Compare the dimensional weight above with the actual package weight and use the heavier number to determine shipping cost *Fractions are rounded to the next whole pound.
WHAT DOES DIMENSIONAL WEIGHT MEAN?
Begining in 2015, the major carriers (FedEx, USPS, and UPS) launched new pricing called Dimensional Weight. Dimensional or DIM weight pricing is a formula that carriers use to determine the cost to ship a package based on volume. Dimensional weight pricing allows carriers to incorporate the size of the boxes they transport into their pricing.
Before 2015, the cost to ship a parcel was based on a straightforward formula. Carriers used a table that would assign a base shipping rate for every combination of weight (1-150 lbs) and zones (distance to be shipped). The heavier the package or the further it needed to travel, the more it costs to ship. This formula makes perfect sense on the surface until you think about one other factor: Companies such as FedEx, UPS, and USPS have a fixed amount of space they can use in their trucks and planes.

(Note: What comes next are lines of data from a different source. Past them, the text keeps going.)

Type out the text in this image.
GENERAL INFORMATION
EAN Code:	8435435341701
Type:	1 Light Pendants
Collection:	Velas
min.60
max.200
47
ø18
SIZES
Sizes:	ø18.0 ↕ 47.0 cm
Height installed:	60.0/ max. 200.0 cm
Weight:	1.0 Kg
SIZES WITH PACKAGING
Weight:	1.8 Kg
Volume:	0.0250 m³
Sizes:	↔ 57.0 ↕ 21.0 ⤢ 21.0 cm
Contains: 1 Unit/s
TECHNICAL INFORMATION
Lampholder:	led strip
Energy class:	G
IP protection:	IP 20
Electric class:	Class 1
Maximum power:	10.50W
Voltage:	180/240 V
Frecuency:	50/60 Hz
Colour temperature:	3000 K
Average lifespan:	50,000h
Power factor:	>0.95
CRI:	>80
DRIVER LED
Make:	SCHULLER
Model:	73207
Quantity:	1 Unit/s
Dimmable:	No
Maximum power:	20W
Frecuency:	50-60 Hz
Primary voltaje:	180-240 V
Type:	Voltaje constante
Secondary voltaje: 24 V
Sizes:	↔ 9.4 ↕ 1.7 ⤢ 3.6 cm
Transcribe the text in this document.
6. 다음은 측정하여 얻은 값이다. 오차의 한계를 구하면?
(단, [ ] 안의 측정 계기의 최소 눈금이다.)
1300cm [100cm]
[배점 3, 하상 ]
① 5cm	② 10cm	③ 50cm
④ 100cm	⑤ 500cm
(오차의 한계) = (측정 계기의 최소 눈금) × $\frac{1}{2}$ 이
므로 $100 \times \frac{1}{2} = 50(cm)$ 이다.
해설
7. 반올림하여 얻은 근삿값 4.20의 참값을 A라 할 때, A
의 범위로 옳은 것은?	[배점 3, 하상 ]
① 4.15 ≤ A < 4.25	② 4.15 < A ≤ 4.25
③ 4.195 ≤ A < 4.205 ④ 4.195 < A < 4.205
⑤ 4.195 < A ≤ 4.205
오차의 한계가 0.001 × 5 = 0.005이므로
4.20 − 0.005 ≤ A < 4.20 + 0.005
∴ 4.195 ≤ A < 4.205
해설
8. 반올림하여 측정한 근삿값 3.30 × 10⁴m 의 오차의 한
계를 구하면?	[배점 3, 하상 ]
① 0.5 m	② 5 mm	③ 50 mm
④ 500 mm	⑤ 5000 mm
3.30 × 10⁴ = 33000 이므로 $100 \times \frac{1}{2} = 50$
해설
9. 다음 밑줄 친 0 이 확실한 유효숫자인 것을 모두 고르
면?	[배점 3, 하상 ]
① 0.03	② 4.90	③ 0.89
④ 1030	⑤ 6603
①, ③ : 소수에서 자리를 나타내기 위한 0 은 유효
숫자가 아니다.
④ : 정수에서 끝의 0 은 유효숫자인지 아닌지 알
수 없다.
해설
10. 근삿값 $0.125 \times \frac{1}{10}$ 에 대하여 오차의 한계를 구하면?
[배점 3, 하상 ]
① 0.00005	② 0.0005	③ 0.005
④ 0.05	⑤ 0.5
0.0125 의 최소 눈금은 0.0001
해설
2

WHY IS DIMENSIONAL WEIGHT PRICING USED?
The reasoning behind dimensional weight pricing is to calculate FedEx, UPS, and USPS shipping costs factoring in the amount of space a parcel will take up and charge accordingly. The space each package occupies is expensive, so carriers need to factor space (dimensions) into their pricing in addition to the weight of the parcel. If your package is bulky or small, you don't need to worry about DIM prices. You'll pay for USPS shipping or shipping with other carriers based solely on the actual package weight.
However, if you ship something relatively light in a large box, you may pay more than you expected to. This is why DIM is essential to factor in when selecting packaging.
The eCommerce shipping crunch makes space in delivery trucks and vans a precious commodity. DIM weight pricing allows carriers to charge for space as well as weight.
WHAT IS A "DIM FACTOR"?
Each sender uses a number called the DIM factor to calculate a package's dimensional weight. The cost of shipping is whichever is greater between the DIM weight and the actual weight. A box with a dimensional weight of 15 pounds and an actual weight of 7 pounds would ship as a 15-pound parcel. If a package with the same dimensions had an actual weight of 10 pounds, the shipping charge would be based on the actual weight of 10 pounds.
UPS, FedEx, and USPS each set its DIM factor. This is the number by which you multiply the package dimensions to find the DIM weight. These companies update their DIM factors every year. In 2019, the US Postal Service changed its DIM weight pricing model to apply to all packages greater than 1,728 cubic inches. DIM weight pricing doesn't apply to USPS flat rate shipments.